In the 5G network slicing environment, a company in the fruit transport business can order services that fit its needs (low throughput; low priority). The same for municipalities and their first responders (high throughput; high priority) and companies managing autonomous vehicles (low throughput; high priority). Creating these use cases is done via an approach called network slicing. As the name implies, this is the use of a bit of network capacity to virtualize everything needed to provide a network service.
It’s a tricky thing, since it involves fitting as many of these virtualized services as possible into a given amount of bandwidth. Each network sliced-based service must be capable of providing all the service level agreements (SLAs) and assorted bells and whistles of traditionally provisioned services. InterDigital vice president Alan Carlton wrote at Computerworld that network slicing is a fundamentally different and deeper approach than virtual private networks and DiffServ, which are used to guarantee bandwidth. The main difference is that network slicing adds dedicated storage and computing assets to the bandwidth itself.
Packet Design CT Cengiz Alaettinoglu provides good insight into network slicing. It is important to note, he writes, that network slicing – which is being developed by the 3rd Generation Partnership Project (3GPP) – won’t be finalized until next year. Everything that is said about it now is at least somewhat speculative.
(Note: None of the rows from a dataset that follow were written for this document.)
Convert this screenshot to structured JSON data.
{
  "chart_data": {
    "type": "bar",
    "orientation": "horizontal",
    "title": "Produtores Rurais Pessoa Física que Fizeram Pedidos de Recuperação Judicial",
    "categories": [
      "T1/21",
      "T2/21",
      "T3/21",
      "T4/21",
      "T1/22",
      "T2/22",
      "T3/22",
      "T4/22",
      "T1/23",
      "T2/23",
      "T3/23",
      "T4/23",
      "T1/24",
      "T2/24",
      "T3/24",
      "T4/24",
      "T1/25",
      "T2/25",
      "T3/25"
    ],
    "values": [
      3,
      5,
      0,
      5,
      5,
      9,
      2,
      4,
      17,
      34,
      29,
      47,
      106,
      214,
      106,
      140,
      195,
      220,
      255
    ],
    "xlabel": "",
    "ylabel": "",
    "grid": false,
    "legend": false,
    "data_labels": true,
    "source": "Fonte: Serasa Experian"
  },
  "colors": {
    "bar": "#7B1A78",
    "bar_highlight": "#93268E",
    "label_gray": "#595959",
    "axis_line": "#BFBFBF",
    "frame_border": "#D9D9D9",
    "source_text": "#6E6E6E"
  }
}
That being said, the technology train is far enough down the road that engineers and developers can safely make certain assumptions. Details will change, but the basic concept is set. The package of assets that Carlton referred to is described by Alaettinoglu as including routers and links (which he groups as network resources), compute and storage. He writes that orchestrating all of these slices in such a manner that the promised services are delivered is a challenging task.
Another way to think of network slicing is that it is taking the trend of the past few years – virtualization – all the way to the end user device. This is how TM Forum's Dawn Bushaus put it at Wireless Week: "Operators can already create network slices in a virtualized 4G mobile core, but 5G adds the capability in the radio access portion of the network. This makes it possible to create a slice at the edge for a low-power application where sensors have limited battery power or for a very low-latency, high bandwidth application like augmented reality."
5G is a very exciting new technology. The glitziest element to the public almost certainly is the pure speeds that will become available. Ask a network engineer or a product development executive what excites them, however, and the answer likely will be that network slicing is the most attractive capability introduced by the new platform.